A suggerire il trend positivo potrebbe essere stata la recente e discussa scelta di sospendere l’accordo di Schengen nei confronti della Spagna. La mossa, dettata dalla crisi di Ceuta e finalizzata a mostrare il pugno di ferro sui flussi migratori, sembra aver raggiunto un duplice obiettivo: compattare l’elettorato meloniano e, al contempo, assestare un colpo basso alle ambizioni di chi, sulla pelle dei migranti, stava costruendo la propria fortuna politica.
La Lega conferma le difficoltà e Vannacci la stacca
Se il primo ministro può dormire sonni relativamente tranquilli, lo stesso non si può dire per i suoi alleati di governo. Lo scenario nel centrodestra è in bilico e segnala campanelli d’allarme sempre più rumorosi.

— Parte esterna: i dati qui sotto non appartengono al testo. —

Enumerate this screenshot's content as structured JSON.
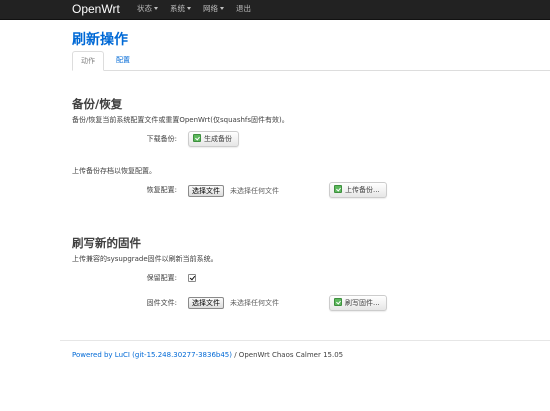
{
  "brand": "OpenWrt",
  "nav": {
    "status": "状态",
    "system": "系统",
    "network": "网络",
    "logout": "退出"
  },
  "page": {
    "title": "刷新操作",
    "tabs": {
      "actions": "动作",
      "config": "配置"
    }
  },
  "backup": {
    "title": "备份/恢复",
    "description": "备份/恢复当前系统配置文件或重置OpenWrt(仅squashfs固件有效)。",
    "download_label": "下载备份:",
    "generate_button": "生成备份",
    "upload_description": "上传备份存档以恢复配置。",
    "restore_label": "恢复配置:",
    "choose_file": "选择文件",
    "no_file": "未选择任何文件",
    "upload_button": "上传备份..."
  },
  "flash": {
    "title": "刷写新的固件",
    "description": "上传兼容的sysupgrade固件以刷新当前系统。",
    "keep_config_label": "保留配置:",
    "keep_config_checked": true,
    "image_label": "固件文件:",
    "choose_file": "选择文件",
    "no_file": "未选择任何文件",
    "flash_button": "刷写固件..."
  },
  "footer": {
    "link_text": "Powered by LuCI (git-15.248.30277-3836b45)",
    "version_text": " / OpenWrt Chaos Calmer 15.05"
  }
}
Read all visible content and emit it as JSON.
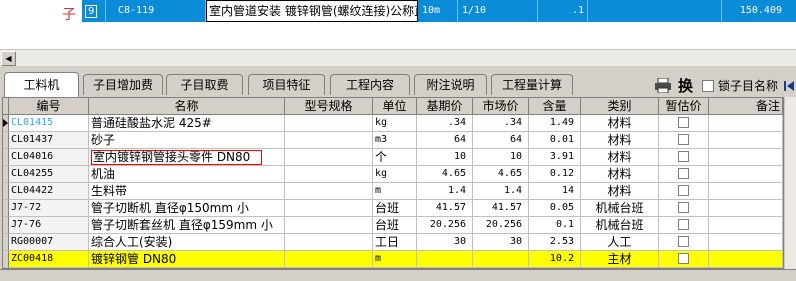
{
  "quota_row": {
    "index": "9",
    "code": "C8-119",
    "name": "室内管道安装 镀锌钢管(螺纹连接)公称直径",
    "unit": "10m",
    "quantity_expr": "1/10",
    "quantity": ".1",
    "price": "150.409"
  },
  "tabs": [
    {
      "label": "工料机"
    },
    {
      "label": "子目增加费"
    },
    {
      "label": "子目取费"
    },
    {
      "label": "项目特征"
    },
    {
      "label": "工程内容"
    },
    {
      "label": "附注说明"
    },
    {
      "label": "工程量计算"
    }
  ],
  "toolbar": {
    "swap_label": "换",
    "lock_label": "锁子目名称"
  },
  "columns": [
    "编号",
    "名称",
    "型号规格",
    "单位",
    "基期价",
    "市场价",
    "含量",
    "类别",
    "暂估价",
    "备注"
  ],
  "rows": [
    {
      "code": "CL01415",
      "name": "普通硅酸盐水泥 425#",
      "spec": "",
      "unit": "kg",
      "base": ".34",
      "market": ".34",
      "qty": "1.49",
      "type": "材料"
    },
    {
      "code": "CL01437",
      "name": "砂子",
      "spec": "",
      "unit": "m3",
      "base": "64",
      "market": "64",
      "qty": "0.01",
      "type": "材料"
    },
    {
      "code": "CL04016",
      "name": "室内镀锌钢管接头零件 DN80",
      "spec": "",
      "unit": "个",
      "base": "10",
      "market": "10",
      "qty": "3.91",
      "type": "材料"
    },
    {
      "code": "CL04255",
      "name": "机油",
      "spec": "",
      "unit": "kg",
      "base": "4.65",
      "market": "4.65",
      "qty": "0.12",
      "type": "材料"
    },
    {
      "code": "CL04422",
      "name": "生料带",
      "spec": "",
      "unit": "m",
      "base": "1.4",
      "market": "1.4",
      "qty": "14",
      "type": "材料"
    },
    {
      "code": "J7-72",
      "name": "管子切断机 直径φ150mm 小",
      "spec": "",
      "unit": "台班",
      "base": "41.57",
      "market": "41.57",
      "qty": "0.05",
      "type": "机械台班"
    },
    {
      "code": "J7-76",
      "name": "管子切断套丝机 直径φ159mm 小",
      "spec": "",
      "unit": "台班",
      "base": "20.256",
      "market": "20.256",
      "qty": "0.1",
      "type": "机械台班"
    },
    {
      "code": "RG00007",
      "name": "综合人工(安装)",
      "spec": "",
      "unit": "工日",
      "base": "30",
      "market": "30",
      "qty": "2.53",
      "type": "人工"
    },
    {
      "code": "ZC00418",
      "name": "镀锌钢管 DN80",
      "spec": "",
      "unit": "m",
      "base": "",
      "market": "",
      "qty": "10.2",
      "type": "主材"
    }
  ],
  "colors": {
    "selection_blue": "#0a8cd8",
    "highlight_yellow": "#ffff00",
    "error_red": "#ff0000",
    "chrome": "#d4d0c8"
  }
}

La Lega è in caduta libera: il partito di Matteo Salvini si ferma a un secco 6%, una posizione ormai di netto rinculo rispetto ai tempi d’oro. A guadagnare le briciole (e non solo) del consenso leghista è Roberto Vannacci. Il generale continua la sua inarrestabile avanzata con il suo Futuro Nazionale, incassando un altro mezzo punto e arrivando al 7%.
Il risultato è storico per gli equilibri futuri: Vannacci ha ufficialmente sorpassato la Lega e ora tallona da vicinissimo Forza Italia. Gli azzurri, infatti, perdono un altro mezzo punto e scivolano al 7,5%. Ora, tra il partito di Vannacci e quello di Antonio Tajani, si gioca un serratissimo duello per la conquista del quarto posto nella classifica dei partiti italiani.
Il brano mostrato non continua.